I've been putting three seedlings together per pot, and I'm already up to 26 pots, plus six pots from last year. It's theoretically possible, based on the number of seeds I harvested, that I could wind up with 150 Coffea plants at some point. I do like Coffea arabica a lot, and I never want seeds I start to fail, exactly, but in this particular instance I wouldn't mind if . . . fewer seeds succeeded than usual.


Elke Schwarzer said...

That was exactly the same with my coffee plant. It was three in the same pot and all but one died on me. The leaves were not falling off, just hanging there, drooping and looking really dead.
I hat to cut two of the three plants down, the third ist thriving.
Leave-shedding after getting the plants indoors in autumn is pretty normal, but this hanging-leaves problem definitely is not.

Laura @ Raise Your Garden said...


I have a coffee plant too.
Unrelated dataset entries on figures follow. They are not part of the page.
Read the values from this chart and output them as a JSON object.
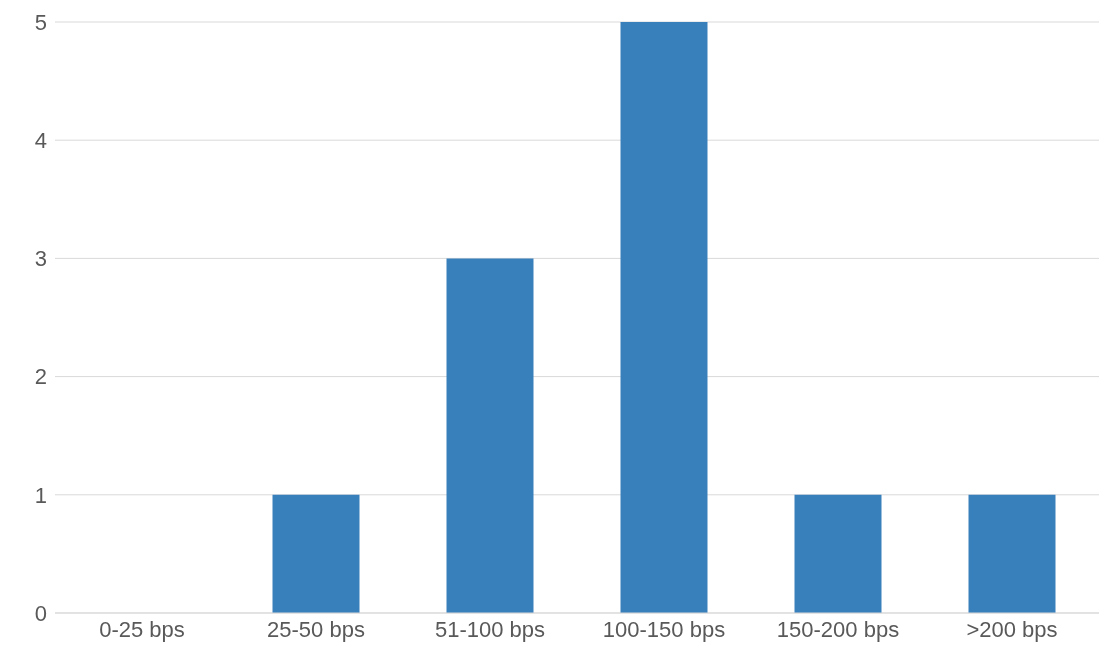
{
  "chart_data": {
    "type": "bar",
    "categories": [
      "0-25 bps",
      "25-50 bps",
      "51-100 bps",
      "100-150 bps",
      "150-200 bps",
      ">200 bps"
    ],
    "values": [
      0,
      1,
      3,
      5,
      1,
      1
    ],
    "color": "#3880bb",
    "ylim": [
      0,
      5
    ],
    "yticks": [
      0,
      1,
      2,
      3,
      4,
      5
    ],
    "grid": "y"
  }
}
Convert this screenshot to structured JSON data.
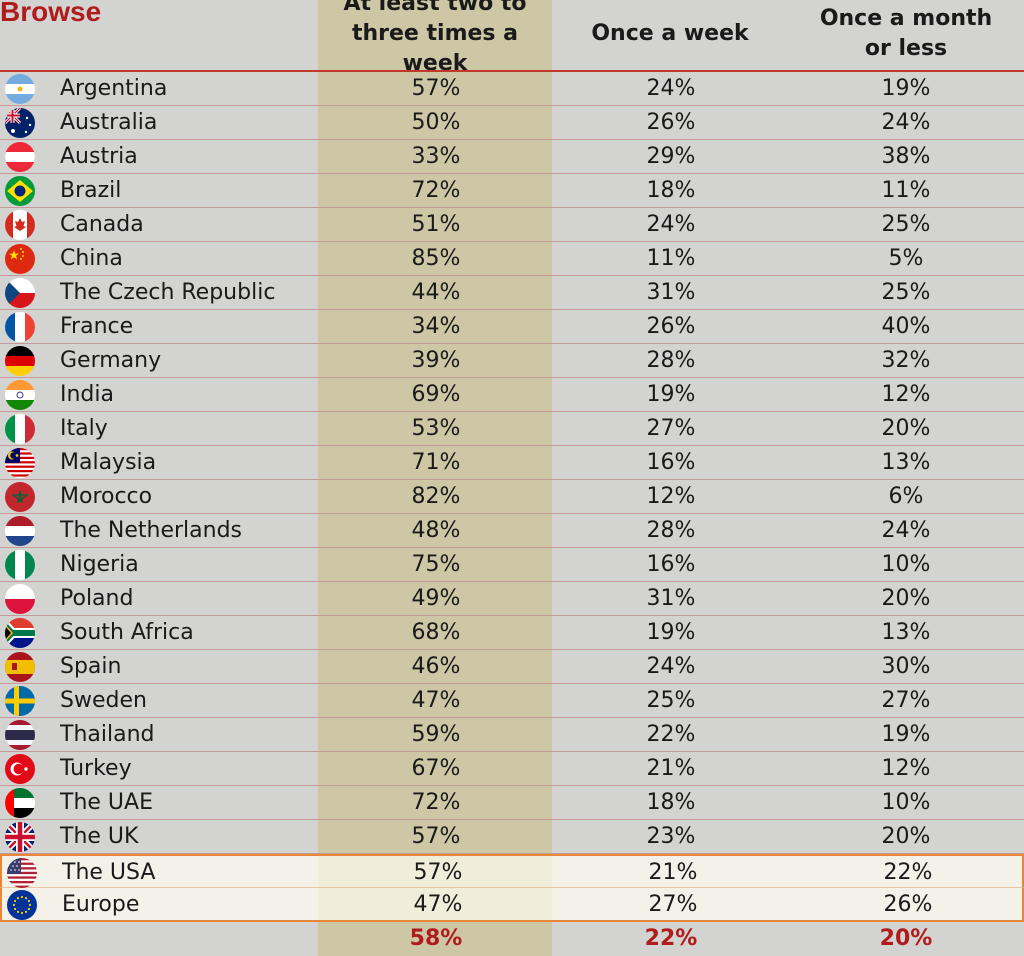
{
  "header": {
    "browse_label": "Browse",
    "columns": [
      "At least two to\nthree times a week",
      "Once a week",
      "Once a month\nor less"
    ]
  },
  "colors": {
    "accent_red": "#b01c1c",
    "highlight_column": "#cdc7a6",
    "highlight_row_border": "#e8873a"
  },
  "rows": [
    {
      "name": "Argentina",
      "icon": "argentina-flag-icon",
      "v": [
        "57%",
        "24%",
        "19%"
      ]
    },
    {
      "name": "Australia",
      "icon": "australia-flag-icon",
      "v": [
        "50%",
        "26%",
        "24%"
      ]
    },
    {
      "name": "Austria",
      "icon": "austria-flag-icon",
      "v": [
        "33%",
        "29%",
        "38%"
      ]
    },
    {
      "name": "Brazil",
      "icon": "brazil-flag-icon",
      "v": [
        "72%",
        "18%",
        "11%"
      ]
    },
    {
      "name": "Canada",
      "icon": "canada-flag-icon",
      "v": [
        "51%",
        "24%",
        "25%"
      ]
    },
    {
      "name": "China",
      "icon": "china-flag-icon",
      "v": [
        "85%",
        "11%",
        "5%"
      ]
    },
    {
      "name": "The Czech Republic",
      "icon": "czech-flag-icon",
      "v": [
        "44%",
        "31%",
        "25%"
      ]
    },
    {
      "name": "France",
      "icon": "france-flag-icon",
      "v": [
        "34%",
        "26%",
        "40%"
      ]
    },
    {
      "name": "Germany",
      "icon": "germany-flag-icon",
      "v": [
        "39%",
        "28%",
        "32%"
      ]
    },
    {
      "name": "India",
      "icon": "india-flag-icon",
      "v": [
        "69%",
        "19%",
        "12%"
      ]
    },
    {
      "name": "Italy",
      "icon": "italy-flag-icon",
      "v": [
        "53%",
        "27%",
        "20%"
      ]
    },
    {
      "name": "Malaysia",
      "icon": "malaysia-flag-icon",
      "v": [
        "71%",
        "16%",
        "13%"
      ]
    },
    {
      "name": "Morocco",
      "icon": "morocco-flag-icon",
      "v": [
        "82%",
        "12%",
        "6%"
      ]
    },
    {
      "name": "The Netherlands",
      "icon": "netherlands-flag-icon",
      "v": [
        "48%",
        "28%",
        "24%"
      ]
    },
    {
      "name": "Nigeria",
      "icon": "nigeria-flag-icon",
      "v": [
        "75%",
        "16%",
        "10%"
      ]
    },
    {
      "name": "Poland",
      "icon": "poland-flag-icon",
      "v": [
        "49%",
        "31%",
        "20%"
      ]
    },
    {
      "name": "South Africa",
      "icon": "south-africa-flag-icon",
      "v": [
        "68%",
        "19%",
        "13%"
      ]
    },
    {
      "name": "Spain",
      "icon": "spain-flag-icon",
      "v": [
        "46%",
        "24%",
        "30%"
      ]
    },
    {
      "name": "Sweden",
      "icon": "sweden-flag-icon",
      "v": [
        "47%",
        "25%",
        "27%"
      ]
    },
    {
      "name": "Thailand",
      "icon": "thailand-flag-icon",
      "v": [
        "59%",
        "22%",
        "19%"
      ]
    },
    {
      "name": "Turkey",
      "icon": "turkey-flag-icon",
      "v": [
        "67%",
        "21%",
        "12%"
      ]
    },
    {
      "name": "The UAE",
      "icon": "uae-flag-icon",
      "v": [
        "72%",
        "18%",
        "10%"
      ]
    },
    {
      "name": "The UK",
      "icon": "uk-flag-icon",
      "v": [
        "57%",
        "23%",
        "20%"
      ]
    },
    {
      "name": "The USA",
      "icon": "usa-flag-icon",
      "v": [
        "57%",
        "21%",
        "22%"
      ],
      "highlight": true
    },
    {
      "name": "Europe",
      "icon": "eu-flag-icon",
      "v": [
        "47%",
        "27%",
        "26%"
      ],
      "highlight": true
    },
    {
      "name": "",
      "icon": "",
      "v": [
        "58%",
        "22%",
        "20%"
      ],
      "total": true
    }
  ],
  "chart_data": {
    "type": "table",
    "columns": [
      "At least two to three times a week",
      "Once a week",
      "Once a month or less"
    ],
    "rows": [
      {
        "label": "Argentina",
        "values": [
          57,
          24,
          19
        ]
      },
      {
        "label": "Australia",
        "values": [
          50,
          26,
          24
        ]
      },
      {
        "label": "Austria",
        "values": [
          33,
          29,
          38
        ]
      },
      {
        "label": "Brazil",
        "values": [
          72,
          18,
          11
        ]
      },
      {
        "label": "Canada",
        "values": [
          51,
          24,
          25
        ]
      },
      {
        "label": "China",
        "values": [
          85,
          11,
          5
        ]
      },
      {
        "label": "The Czech Republic",
        "values": [
          44,
          31,
          25
        ]
      },
      {
        "label": "France",
        "values": [
          34,
          26,
          40
        ]
      },
      {
        "label": "Germany",
        "values": [
          39,
          28,
          32
        ]
      },
      {
        "label": "India",
        "values": [
          69,
          19,
          12
        ]
      },
      {
        "label": "Italy",
        "values": [
          53,
          27,
          20
        ]
      },
      {
        "label": "Malaysia",
        "values": [
          71,
          16,
          13
        ]
      },
      {
        "label": "Morocco",
        "values": [
          82,
          12,
          6
        ]
      },
      {
        "label": "The Netherlands",
        "values": [
          48,
          28,
          24
        ]
      },
      {
        "label": "Nigeria",
        "values": [
          75,
          16,
          10
        ]
      },
      {
        "label": "Poland",
        "values": [
          49,
          31,
          20
        ]
      },
      {
        "label": "South Africa",
        "values": [
          68,
          19,
          13
        ]
      },
      {
        "label": "Spain",
        "values": [
          46,
          24,
          30
        ]
      },
      {
        "label": "Sweden",
        "values": [
          47,
          25,
          27
        ]
      },
      {
        "label": "Thailand",
        "values": [
          59,
          22,
          19
        ]
      },
      {
        "label": "Turkey",
        "values": [
          67,
          21,
          12
        ]
      },
      {
        "label": "The UAE",
        "values": [
          72,
          18,
          10
        ]
      },
      {
        "label": "The UK",
        "values": [
          57,
          23,
          20
        ]
      },
      {
        "label": "The USA",
        "values": [
          57,
          21,
          22
        ]
      },
      {
        "label": "Europe",
        "values": [
          47,
          27,
          26
        ]
      },
      {
        "label": "",
        "values": [
          58,
          22,
          20
        ]
      }
    ]
  }
}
But my plant is only about 5 inches tall, still, I'm so proud of it!!!

I mean, I live in Buffalo, keep it in my sunniest window and basically do my best for it.

Then, my mother comes over. She gave me the plant in the first place and always complains it never has enough water. But I thought these plants liked to dry out a bit and then get deluged with water?!? Help! We don't have coffee plants in Buffalo, so I need all the help I can get!

And...is there any hope for coffee beans for me or not? I would love to think I'd get a few coffee beans if I keep nurturing my plant. Wish I could send a pic to get a full evaluation but I'm not that great with technology. Great post! Thanks!

mr_subjunctive said...

Laura @ Raise Your Garden:

Well, it's complicated.

Your mom's not wrong. They do like a lot of water. That said, if you're watering before the leaves droop, and the plant seems to be doing fine (leaves are solid green, not dropping lots of leaves at once, producing steady new growth), you probably don't need to change anything.

You don't usually see flowers until the plant is about 4-5 years old (at about 4-5 feet tall); once you start seeing flowers, berries are pretty much inevitable. If your plant is only about 5 inches tall, then either you've only had it a short time and it's about 4-6 months old, or it's potbound and should be moved up to a slightly larger pot. (I up-pot my plants about every year, year and a half.)